In Wikibon’s prior forecasts, we included spending on projects where practitioners embraced an exploratory and experimental mindset regarding data and analytics replacing gut instinct with data-driven decision-making. In prior years, workloads and projects whose processes were informed by this mindset met Wikibon’s definition of big data, even in cases where some of the tools and technology involved may not have been included.
This definition was suitable for the state of an early market where practitioners were often using free, open-source tools to experiment with the possibilities of realizing the business value of this technology. The market was led in this period by Fortune 500 enterprises vying for advantage at large scale and by web-native data-driven companies. We believe that the market has moved beyond its infancy into (perhaps) its adolescence and is well on its way to a modest level of maturity and rationalization that will help facilitate real business process solutions and value.

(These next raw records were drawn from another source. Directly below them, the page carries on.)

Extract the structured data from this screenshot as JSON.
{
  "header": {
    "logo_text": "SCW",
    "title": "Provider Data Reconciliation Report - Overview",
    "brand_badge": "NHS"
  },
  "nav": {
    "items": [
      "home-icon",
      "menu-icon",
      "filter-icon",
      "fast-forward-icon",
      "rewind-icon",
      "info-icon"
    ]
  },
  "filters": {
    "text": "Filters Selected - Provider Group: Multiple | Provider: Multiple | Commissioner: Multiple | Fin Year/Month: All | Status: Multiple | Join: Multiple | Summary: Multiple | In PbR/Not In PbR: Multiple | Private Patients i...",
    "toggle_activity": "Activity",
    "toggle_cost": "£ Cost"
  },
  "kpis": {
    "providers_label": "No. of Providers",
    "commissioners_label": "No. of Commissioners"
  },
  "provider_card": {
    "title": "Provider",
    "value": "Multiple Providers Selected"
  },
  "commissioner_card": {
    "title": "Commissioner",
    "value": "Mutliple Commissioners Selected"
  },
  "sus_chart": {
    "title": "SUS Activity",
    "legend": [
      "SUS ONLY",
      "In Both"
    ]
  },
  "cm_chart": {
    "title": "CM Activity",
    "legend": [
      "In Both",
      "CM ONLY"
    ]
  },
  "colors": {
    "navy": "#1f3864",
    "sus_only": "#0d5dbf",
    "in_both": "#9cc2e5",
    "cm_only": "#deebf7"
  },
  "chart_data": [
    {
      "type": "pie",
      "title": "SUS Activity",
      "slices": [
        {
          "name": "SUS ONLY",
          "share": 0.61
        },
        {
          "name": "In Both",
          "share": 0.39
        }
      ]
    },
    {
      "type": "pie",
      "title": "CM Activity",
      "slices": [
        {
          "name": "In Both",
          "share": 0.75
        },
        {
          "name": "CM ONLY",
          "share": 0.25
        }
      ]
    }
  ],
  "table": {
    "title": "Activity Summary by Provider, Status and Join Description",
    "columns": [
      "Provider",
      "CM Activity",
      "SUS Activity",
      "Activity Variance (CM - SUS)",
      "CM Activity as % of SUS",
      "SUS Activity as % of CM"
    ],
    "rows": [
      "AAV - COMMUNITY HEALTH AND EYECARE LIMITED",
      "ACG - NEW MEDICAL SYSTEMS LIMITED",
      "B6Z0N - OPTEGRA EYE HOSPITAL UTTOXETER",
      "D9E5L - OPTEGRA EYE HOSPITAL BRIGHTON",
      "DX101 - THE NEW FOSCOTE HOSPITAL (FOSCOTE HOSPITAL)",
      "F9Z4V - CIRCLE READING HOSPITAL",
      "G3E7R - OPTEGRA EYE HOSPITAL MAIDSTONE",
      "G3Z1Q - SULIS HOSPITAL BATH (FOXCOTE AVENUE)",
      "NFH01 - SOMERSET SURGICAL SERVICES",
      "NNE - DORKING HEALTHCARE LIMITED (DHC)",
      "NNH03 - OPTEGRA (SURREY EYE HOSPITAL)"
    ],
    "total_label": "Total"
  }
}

As a result, our 2016 Forecast took a more narrow perspective that reflected big data’s move into the mainstream with a landscape of targeted tools and solutions aimed at enabling more modest enterprises to participate meaningfully. Also, we recognized that users were moving beyond free open-source tools to paying for support in order to enable them to move confidently to real workloads with real business value.
As such, we believed it was time to require that the big data workload and dataset be the primary gate – with “mindset”, per se, being excluded. However, we do include some traditional databases and application tools which include capabilities and extensions to support big data use cases where workload and data set size, type, and speed-of-creation are the primary considerations for solution selection.
Big Data Market Share & Forecast Research Methodology
Wikibon has built a body of vendor and user research on Big Data since 2012, when we initiated our first annual Big Data Market Forecast. Regarding our data sources over the years, Wikibon’s big data market size, forecast, and related market-share data is based on 100s of extensive interviews with vendors, conversations on theCube at big data events, venture capitalists and resellers regarding customer pipelines, product roadmaps, and feedback from the Wikibon community of IT practitioners. Third party sources – public financial data, media reports, and Wikibon and 3rd party surveys of big data practitioners. Information types used to estimate revenue of private big data vendors included supply-side data collection, number of employees, number of customers, size of average customer engagement, amount of venture capital raised, and the vendor’s years of operations.
Wikibon’s overarching research approach is “Top-Down & Bottom-Up”. That is, we consider the state and possibilities of technology in the context of potential business value that is deliverable (Top-Down) and compare that with both supply-side (vendor revenue and directions, product segment conditions) and demand-side (user deployment, expectations, application benefits, adoption friction and business attitudes) perspectives. In general, we believe a ten-year forecast window is preferable to a five year forecast for emerging, disruptive and dynamic markets because we feel there are significant market forces – both providers and users – that won’t play out completely over a shorter time period. By extending our window we are able to describe these trends better, and indicate more clearly how Wikibon believes they will play out.
Action Item
Big data and machine learning represent a journey, not a destination, toward applying data-driven decisions in applications. While big data pros may not be able to skip entire generations of technology, they can time their investments to match their internal skills with appropriate technology maturity levels.